Selain itu, indikator global M2 perlu dikonversi ke dolar AS; fluktuasi nilai tukar akan langsung mendistorsi kebenaran indikator tersebut. Penguatan dolar dari sisi indikator juga melemahkan kabar baik likuiditas.
Ini berarti M2 hanya bisa berfungsi sebagai indikator latar belakang jangka panjang, sementara pasar jangka pendek kini dipimpin oleh dolar.
Dalam skenario bullish, jika geopolitik mereda dan harga minyak turun, kenaikan dolar akan meredup; kabar baik likuiditas M2 akan kembali berlaku, dan penyimpangan antara Bitcoin dan M2 akan menyempit.

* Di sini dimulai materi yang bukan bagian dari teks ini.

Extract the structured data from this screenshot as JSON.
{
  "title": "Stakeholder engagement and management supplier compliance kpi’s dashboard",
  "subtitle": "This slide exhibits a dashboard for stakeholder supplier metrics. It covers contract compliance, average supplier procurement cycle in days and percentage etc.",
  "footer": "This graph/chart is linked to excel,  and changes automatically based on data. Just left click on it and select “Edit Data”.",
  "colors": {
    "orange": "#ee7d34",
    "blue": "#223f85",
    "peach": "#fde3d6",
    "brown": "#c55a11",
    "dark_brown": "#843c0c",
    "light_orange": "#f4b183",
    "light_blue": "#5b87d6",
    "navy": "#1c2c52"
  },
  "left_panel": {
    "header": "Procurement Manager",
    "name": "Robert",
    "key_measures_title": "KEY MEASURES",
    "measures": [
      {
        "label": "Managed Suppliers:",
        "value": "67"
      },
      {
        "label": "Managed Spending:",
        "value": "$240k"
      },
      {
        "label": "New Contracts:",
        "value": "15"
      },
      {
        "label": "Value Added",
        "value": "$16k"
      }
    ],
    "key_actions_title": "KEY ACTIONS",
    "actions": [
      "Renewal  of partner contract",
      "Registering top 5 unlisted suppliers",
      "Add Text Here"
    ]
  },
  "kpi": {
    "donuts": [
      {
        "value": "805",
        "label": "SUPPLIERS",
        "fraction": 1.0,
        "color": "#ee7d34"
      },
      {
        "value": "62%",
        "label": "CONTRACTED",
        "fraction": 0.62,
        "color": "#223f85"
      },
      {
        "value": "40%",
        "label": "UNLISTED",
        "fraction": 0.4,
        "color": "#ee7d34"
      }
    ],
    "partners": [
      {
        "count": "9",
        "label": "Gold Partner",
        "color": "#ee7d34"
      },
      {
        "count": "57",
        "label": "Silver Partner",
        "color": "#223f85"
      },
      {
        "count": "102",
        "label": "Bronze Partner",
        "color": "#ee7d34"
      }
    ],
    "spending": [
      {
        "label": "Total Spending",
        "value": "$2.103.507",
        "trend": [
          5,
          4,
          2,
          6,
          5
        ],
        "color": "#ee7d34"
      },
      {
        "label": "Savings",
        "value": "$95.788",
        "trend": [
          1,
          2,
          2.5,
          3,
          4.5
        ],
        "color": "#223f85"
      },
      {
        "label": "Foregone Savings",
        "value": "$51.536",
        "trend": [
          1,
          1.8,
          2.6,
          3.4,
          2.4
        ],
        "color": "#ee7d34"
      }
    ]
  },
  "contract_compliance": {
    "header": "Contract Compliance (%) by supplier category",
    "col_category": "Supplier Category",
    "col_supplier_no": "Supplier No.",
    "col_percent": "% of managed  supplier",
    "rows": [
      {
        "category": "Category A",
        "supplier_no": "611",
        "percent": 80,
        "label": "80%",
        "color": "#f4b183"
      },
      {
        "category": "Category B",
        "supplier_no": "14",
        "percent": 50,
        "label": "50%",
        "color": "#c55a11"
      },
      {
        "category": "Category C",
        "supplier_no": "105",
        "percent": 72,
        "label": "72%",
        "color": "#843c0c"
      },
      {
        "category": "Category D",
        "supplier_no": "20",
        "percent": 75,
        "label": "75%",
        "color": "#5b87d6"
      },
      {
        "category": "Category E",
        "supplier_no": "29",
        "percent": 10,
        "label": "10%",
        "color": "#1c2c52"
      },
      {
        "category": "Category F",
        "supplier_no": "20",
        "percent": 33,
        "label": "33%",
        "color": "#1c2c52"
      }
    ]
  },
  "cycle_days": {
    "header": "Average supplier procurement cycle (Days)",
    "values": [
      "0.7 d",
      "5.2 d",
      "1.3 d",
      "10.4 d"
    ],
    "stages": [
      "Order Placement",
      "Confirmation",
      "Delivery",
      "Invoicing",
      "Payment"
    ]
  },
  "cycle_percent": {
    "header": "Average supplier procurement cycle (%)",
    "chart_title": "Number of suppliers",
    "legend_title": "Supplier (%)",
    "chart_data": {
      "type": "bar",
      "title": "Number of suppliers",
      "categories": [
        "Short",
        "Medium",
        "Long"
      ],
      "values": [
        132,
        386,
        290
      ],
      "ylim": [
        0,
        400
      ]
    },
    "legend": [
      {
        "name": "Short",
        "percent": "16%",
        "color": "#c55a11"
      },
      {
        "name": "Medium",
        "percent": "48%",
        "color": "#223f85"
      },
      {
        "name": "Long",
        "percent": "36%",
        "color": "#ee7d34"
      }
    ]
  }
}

Dalam skenario bearish, jika harga minyak dan sentimen penghindaran risiko terus tetap tinggi, dolar mempertahankan kekuatan; penyimpangan keduanya akan berlanjut dalam jangka panjang.
Saat ini, Bitcoin bukan lagi sekadar indikator leading likuiditas; melainkan respons terhadap pertarungan variabel makro.
Ke depan, poin kunci adalah apakah laju kenaikan dolar akan berhenti tiba-tiba; jika tidak, model likuiditas tradisional akan terus mengalami kegagalan. Namun dalam jangka panjang, M2 mungkin masih memengaruhi pergerakan Bitcoin, hanya saja korelasi jangka pendeknya semakin menurun.